Nice post! Just one small terminology comment: I wouldn’t qualify list:member as a functional predicate (which implies that for one subject, there is just one object).

I would qualify list:member as a non-deterministic (one subject, N possible objects) builtin (the engine knows how to derive truth values for it) predicate.

Cheers!
y
1. admin says:
  
  November 6, 2009 at 11:28 am
  
  Hi Yves,
  
  Thanks for the clarification! There seems to be no phrase to describe this feature that everyone is happy with. So far we have:
  
  * Magic Predicates
  * Magic Properties
  * Property Functions
  * Functional Predicates
  
  I don’t really like the “Magic” ones, and have tended to prefer property functions. I’ve been using “Functional Predicates” lately as I picked up the term from Lee Feigenbaum, but clearly its got some additional connotations that are confusing. Perhaps “property functions” is a less confusing term.
Holger Knublauch says:

November 6, 2009 at 5:51 pm

Thanks, Leigh. Yes I can see that your vocabulary covers aspects that are not in the SPIN vocabulary, and these aspects perfectly make sense. All I wanted to clarify is that for the overlapping bits (i.e. function interface declarations), we (as a community) should attempt to reuse existing and established vocabularies. SPIN has been “out there” for almost a year now, and I know of many groups that use it. Furthermore it is supported by a free editing tool (TopBraid Composer) and an open source API. I hope it will be in the spirit of the Semantic Web to link to the same URIs for properties and classes that really mean the same. The more we do this, the more likely it will be to get widely deployed. And yes, for the parts not in SPIN it is perfectly fine to use another namespace. I really hope that either the W3C will one day add such a generic SPARQL extension point declaration mechanism, or at least some de-facto standard emerges.

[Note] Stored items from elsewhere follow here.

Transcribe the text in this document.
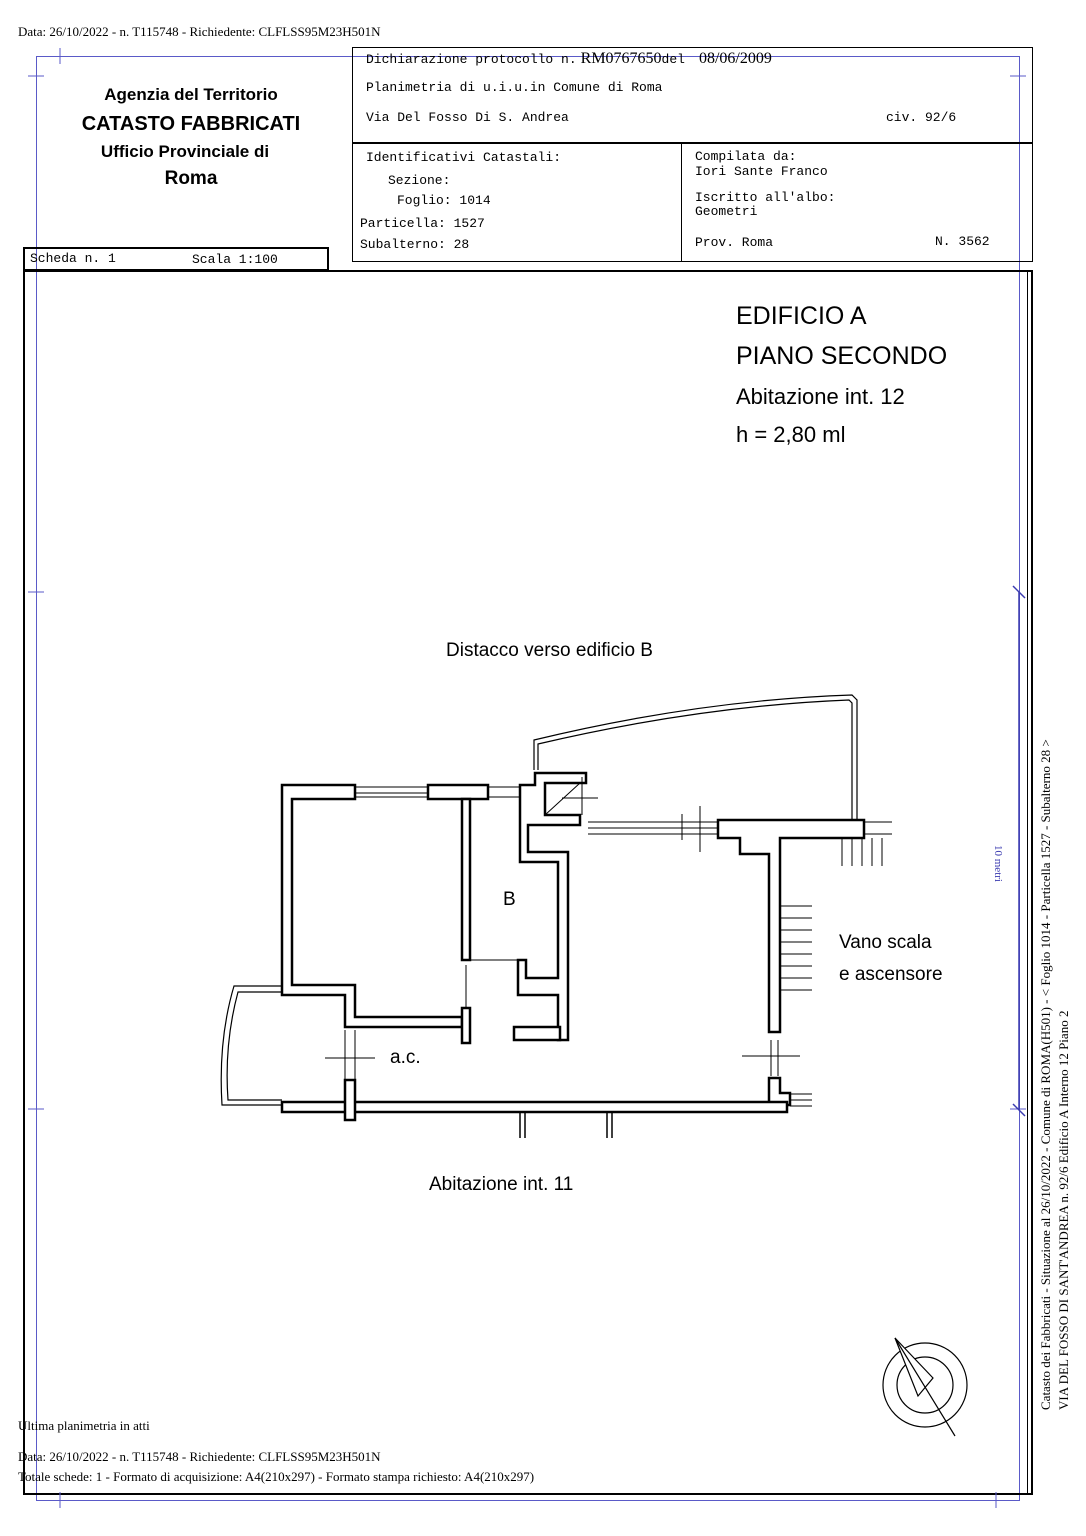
Data: 26/10/2022 - n. T115748 - Richiedente: CLFLSS95M23H501N
Agenzia del Territorio
CATASTO FABBRICATI
Ufficio Provinciale di
Roma
Scheda n. 1	Scala 1:100
Dichiarazione protocollo n. RM0767650del 08/06/2009
Planimetria di u.i.u.in Comune di Roma
Via Del Fosso Di S. Andrea	civ. 92/6
Identificativi Catastali:
Sezione:
Foglio: 1014
Particella: 1527
Subalterno: 28
Compilata da:
Iori Sante Franco
Iscritto all'albo:
Geometri
Prov. Roma	N. 3562
EDIFICIO A
PIANO SECONDO
Abitazione int. 12
h = 2,80 ml
Distacco verso edificio B
B
Vano scala
e ascensore
a.c.
Abitazione int. 11
10 metri	Catasto dei Fabbricati - Situazione al 26/10/2022 - Comune di ROMA(H501) - < Foglio 1014 - Particella 1527 - Subalterno 28 > VIA DEL FOSSO DI SANT'ANDREA n. 92/6 Edificio A Interno 12 Piano 2
Ultima planimetria in atti
Data: 26/10/2022 - n. T115748 - Richiedente: CLFLSS95M23H501N
Totale schede: 1 - Formato di acquisizione: A4(210x297) - Formato stampa richiesto: A4(210x297)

BTW, I am also not thrilled about the term MagicProperty, and I had thought long about how to name them in SPIN. I went for spin:MagicProperty because they are really declared as rdf:Properties as well. The term “property function” is IMHO confusing because it overlaps with the term “function”, which means something similar but for FILTER and project statements. It is not a good idea to have two identifiers for distinct things, and one identifier is a sub string of the other…